At the end of the day, the stories of Isaac Asimov’s robots are not beloved for their interconnectivity, but rather for the ideas they explore. Many of them could be boiled down to “Three Laws Troubleshooting” but even those are rarely a simple puzzle story. They ask questions about mortality, humor, arrogance, compassion. They reflect something of ourselves – we flawed humans with no Laws to control our free will. It would be foolish to throw out the richness of stories like “Bicentennial Man” or “Cal” simply because they didn’t fit with the ongoing stories of other characters.

And this is the lesson: new canon contradicting the stories I loved from Legends or fan fiction doesn’t mean I have to say goodbye. It’s not just a matter of being able to return to the books but understanding that, as displayed by Chris Wermeskerch’s Legendary Adventure reviews, there’s value to be had in the return. That there’s “always a little truth in legends.” Lucasfilm itself seems to be leaning into this value of these stories. They aren’t just pulling in the legends of Legends like Thrawn, but between From A Certain Point of ViewThe Legends of Luke Skywalker, and most recently Myths & Fables, it’s like they’re encouraging people to play with the fluidity of canon.

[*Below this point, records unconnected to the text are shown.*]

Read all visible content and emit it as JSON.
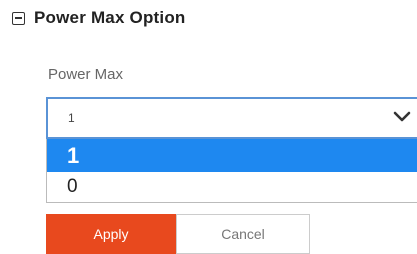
{
  "section": {
    "title": "Power Max Option",
    "collapse_icon": "collapse-minus-icon"
  },
  "field": {
    "label": "Power Max",
    "selected_value": "1",
    "chevron_icon": "chevron-down-icon",
    "options": [
      "1",
      "0"
    ]
  },
  "buttons": {
    "apply_label": "Apply",
    "cancel_label": "Cancel"
  },
  "colors": {
    "accent": "#1e88f0",
    "focus_border": "#5a93d6",
    "apply_bg": "#e8491e"
  }
}
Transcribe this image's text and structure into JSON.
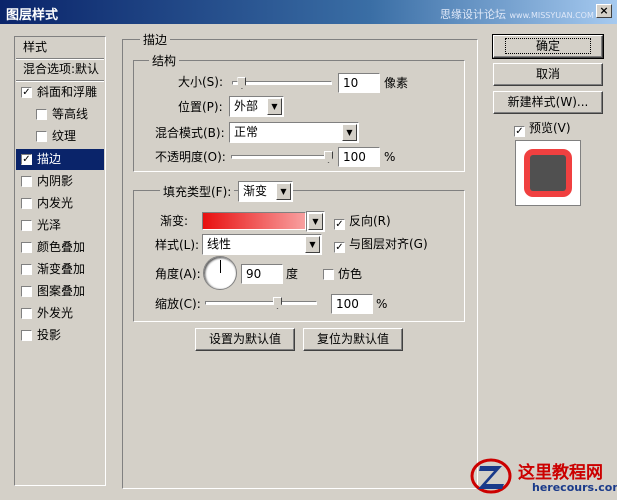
{
  "window": {
    "title": "图层样式",
    "watermark": "思缘设计论坛",
    "watermark_url": "www.MISSYUAN.COM",
    "close_glyph": "×"
  },
  "left_panel": {
    "header": "样式",
    "blend_options": "混合选项:默认",
    "items": [
      {
        "label": "斜面和浮雕",
        "checked": true,
        "check_glyph": "✓"
      },
      {
        "label": "等高线",
        "checked": false,
        "check_glyph": ""
      },
      {
        "label": "纹理",
        "checked": false,
        "check_glyph": ""
      },
      {
        "label": "描边",
        "checked": true,
        "check_glyph": "✓",
        "selected": true
      },
      {
        "label": "内阴影",
        "checked": false,
        "check_glyph": ""
      },
      {
        "label": "内发光",
        "checked": false,
        "check_glyph": ""
      },
      {
        "label": "光泽",
        "checked": false,
        "check_glyph": ""
      },
      {
        "label": "颜色叠加",
        "checked": false,
        "check_glyph": ""
      },
      {
        "label": "渐变叠加",
        "checked": false,
        "check_glyph": ""
      },
      {
        "label": "图案叠加",
        "checked": false,
        "check_glyph": ""
      },
      {
        "label": "外发光",
        "checked": false,
        "check_glyph": ""
      },
      {
        "label": "投影",
        "checked": false,
        "check_glyph": ""
      }
    ]
  },
  "stroke": {
    "group_title": "描边",
    "structure_title": "结构",
    "size_label": "大小(S):",
    "size_value": "10",
    "size_unit": "像素",
    "size_slider_fraction": 0.06,
    "position_label": "位置(P):",
    "position_value": "外部",
    "blend_label": "混合模式(B):",
    "blend_value": "正常",
    "opacity_label": "不透明度(O):",
    "opacity_value": "100",
    "opacity_unit": "%",
    "opacity_slider_fraction": 1.0
  },
  "fill": {
    "type_label": "填充类型(F):",
    "type_value": "渐变",
    "gradient_label": "渐变:",
    "gradient_colors": [
      "#e81010",
      "#f8a0a0"
    ],
    "reverse_label": "反向(R)",
    "reverse_checked": "✓",
    "style_label": "样式(L):",
    "style_value": "线性",
    "align_label": "与图层对齐(G)",
    "align_checked": "✓",
    "angle_label": "角度(A):",
    "angle_value": "90",
    "angle_unit": "度",
    "dither_label": "仿色",
    "dither_checked": "",
    "scale_label": "缩放(C):",
    "scale_value": "100",
    "scale_unit": "%",
    "scale_slider_fraction": 0.66
  },
  "buttons": {
    "set_default": "设置为默认值",
    "reset_default": "复位为默认值",
    "ok": "确定",
    "cancel": "取消",
    "new_style": "新建样式(W)...",
    "preview_label": "预览(V)",
    "preview_checked": "✓"
  },
  "preview": {
    "stroke_color": "#f04040",
    "fill_color": "#505050"
  },
  "logo": {
    "name": "这里教程网",
    "site": "herecours.com"
  },
  "colors": {
    "dialog_bg": "#d4d0c8",
    "title_bar": "#0a246a",
    "selection": "#0a246a"
  }
}
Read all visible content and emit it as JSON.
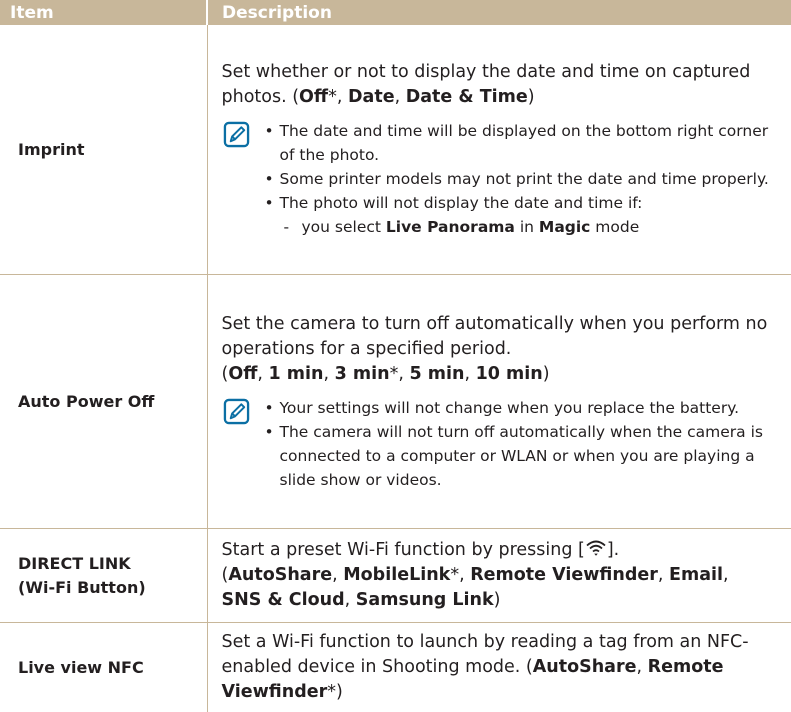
{
  "table": {
    "headers": {
      "item": "Item",
      "description": "Description"
    },
    "imprint": {
      "item": "Imprint",
      "desc": "Set whether or not to display the date and time on captured photos. (",
      "off": "Off",
      "star": "*",
      "sep": ", ",
      "date": "Date",
      "date_time": "Date & Time",
      "close": ")",
      "note1": "The date and time will be displayed on the bottom right corner of the photo.",
      "note2": "Some printer models may not print the date and time properly.",
      "note3": "The photo will not display the date and time if:",
      "sub_pre": "you select ",
      "sub_b1": "Live Panorama",
      "sub_mid": " in ",
      "sub_b2": "Magic",
      "sub_post": " mode"
    },
    "auto_power_off": {
      "item": "Auto Power Off",
      "desc": "Set the camera to turn off automatically when you perform no operations for a specified period.",
      "open": "(",
      "o1": "Off",
      "o2": "1 min",
      "o3": "3 min",
      "star": "*",
      "o4": "5 min",
      "o5": "10 min",
      "sep": ", ",
      "close": ")",
      "note1": "Your settings will not change when you replace the battery.",
      "note2": "The camera will not turn off automatically when the camera is connected to a computer or WLAN or when you are playing a slide show or videos."
    },
    "direct_link": {
      "item_line1": "DIRECT LINK",
      "item_line2": "(Wi-Fi Button)",
      "desc": "Start a preset Wi-Fi function by pressing [",
      "desc_close": "].",
      "open": "(",
      "o1": "AutoShare",
      "o2": "MobileLink",
      "star": "*",
      "o3": "Remote Viewfinder",
      "o4": "Email",
      "o5": "SNS & Cloud",
      "o6": "Samsung Link",
      "sep": ", ",
      "close": ")"
    },
    "live_view_nfc": {
      "item": "Live view NFC",
      "desc": "Set a Wi-Fi function to launch by reading a tag from an NFC-enabled device in Shooting mode. (",
      "o1": "AutoShare",
      "sep": ", ",
      "o2": "Remote Viewfinder",
      "star": "*",
      "close": ")"
    }
  },
  "icons": {
    "note": "note-pencil-icon",
    "wifi": "wifi-icon"
  },
  "colors": {
    "header_bg": "#c8b79a",
    "note_icon": "#0b6fa4",
    "text": "#231f20"
  }
}
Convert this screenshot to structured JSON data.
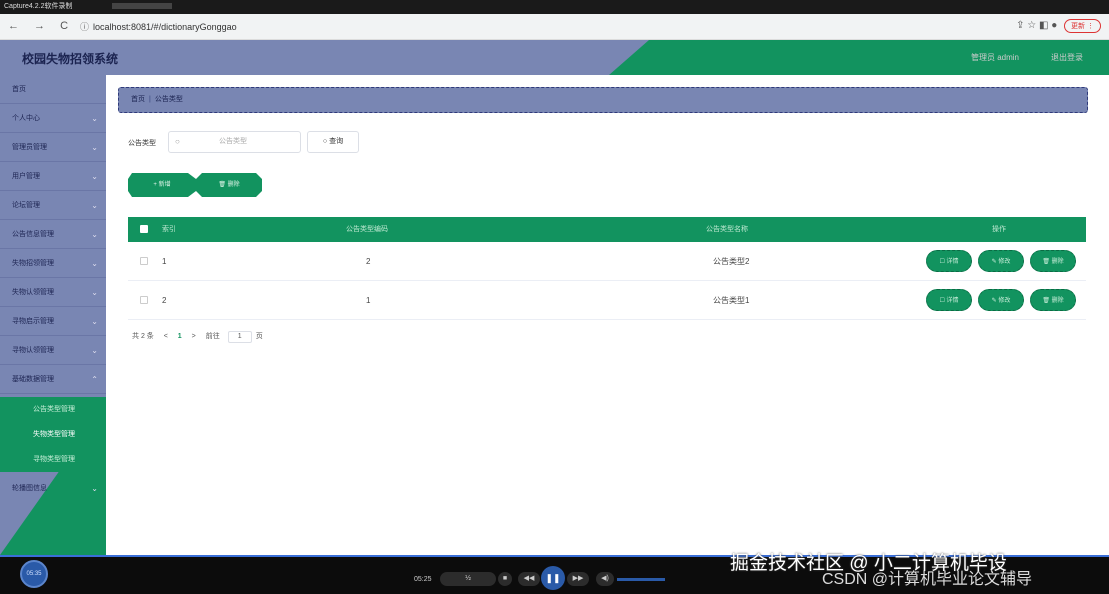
{
  "os_strip": {
    "title": "Capture4.2.2软件录制"
  },
  "browser": {
    "nav": "←  →  C",
    "url_icon": "ⓘ",
    "url": "localhost:8081/#/dictionaryGonggao",
    "update_label": "更新 ⋮"
  },
  "header": {
    "title": "校园失物招领系统",
    "user": "管理员 admin",
    "logout": "退出登录",
    "colors": {
      "blue": "#7986b3",
      "green": "#12935f"
    }
  },
  "sidebar": {
    "items": [
      {
        "label": "首页",
        "chevron": ""
      },
      {
        "label": "个人中心",
        "chevron": "⌄"
      },
      {
        "label": "管理员管理",
        "chevron": "⌄"
      },
      {
        "label": "用户管理",
        "chevron": "⌄"
      },
      {
        "label": "论坛管理",
        "chevron": "⌄"
      },
      {
        "label": "公告信息管理",
        "chevron": "⌄"
      },
      {
        "label": "失物招领管理",
        "chevron": "⌄"
      },
      {
        "label": "失物认领管理",
        "chevron": "⌄"
      },
      {
        "label": "寻物启示管理",
        "chevron": "⌄"
      },
      {
        "label": "寻物认领管理",
        "chevron": "⌄"
      },
      {
        "label": "基础数据管理",
        "chevron": "⌃"
      }
    ],
    "sub_items": [
      {
        "label": "公告类型管理"
      },
      {
        "label": "失物类型管理"
      },
      {
        "label": "寻物类型管理"
      }
    ],
    "last_item": {
      "label": "轮播图信息",
      "chevron": "⌄"
    }
  },
  "breadcrumb": {
    "home": "首页",
    "separator": "|",
    "current": "公告类型"
  },
  "search": {
    "label": "公告类型",
    "icon": "○",
    "placeholder": "公告类型",
    "button": "○ 查询"
  },
  "actions": {
    "add": "+ 新增",
    "delete": "🗑 删除"
  },
  "table": {
    "headers": {
      "index": "索引",
      "code": "公告类型编码",
      "name": "公告类型名称",
      "ops": "操作"
    },
    "rows": [
      {
        "index": "1",
        "code": "2",
        "name": "公告类型2"
      },
      {
        "index": "2",
        "code": "1",
        "name": "公告类型1"
      }
    ],
    "row_buttons": {
      "detail": "☐ 详情",
      "edit": "✎ 修改",
      "delete": "🗑 删除"
    }
  },
  "pager": {
    "total": "共 2 条",
    "prev": "<",
    "current": "1",
    "next": ">",
    "goto": "前往",
    "page_value": "1",
    "page_unit": "页"
  },
  "player": {
    "bubble": "05:35",
    "time": "05:25",
    "play_icon": "❚❚",
    "speed": "½",
    "stop": "■",
    "rewind": "◀◀",
    "forward": "▶▶",
    "volume_icon": "◀)"
  },
  "watermark": {
    "line1": "掘金技术社区 @ 小二计算机毕设",
    "line2": "CSDN @计算机毕业论文辅导"
  }
}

Interconnectivity is fine – important, I would even argue in some cases – but the stories we cling to are ultimately beloved not because they’re piles of references. Canon, Legends, or fanfic, these stories are beloved because they reflect something of ourselves.

Master & Apprentice can’t take away the catharsis that Jedi Apprentice‘s Obi-Wan gave me as a child. Annileen and her Casablanca world of Tatooine will still be waiting for me in the pages of Kenobi. And Satine casting away her bowstaff like Luke Skywalker could always find a place as a fable of virtue regardless of where the canon takes her next.

References
1 Blackwood, B. D. (2010). Isaac Asimov. Critical Survey of Long Fiction, Fourth Edition, 1–4
2 Asimov, Isaac. “Robots I Have Known”. Robot Visions. 1990. Originally published in Computers and Automation, 1954
3 Asimov, Isaac. “Introduction”. The Complete Robot. 1995.
4 Andrew, the titular Bicentennial Man, is also referenced as a mere myth in Robots of Dawn
5 “…there is more than a hint of Robot-as-Menace. Well, if I want to do that once in a while, I can, I suppose. Who’s there to stop me?” – Asimov, Isaac. The Complete Robot. 1995. Quote from “Some Non-Human Robots” and discussion of “…That Thou Art Mindful of Him” in “Two Climaxes”.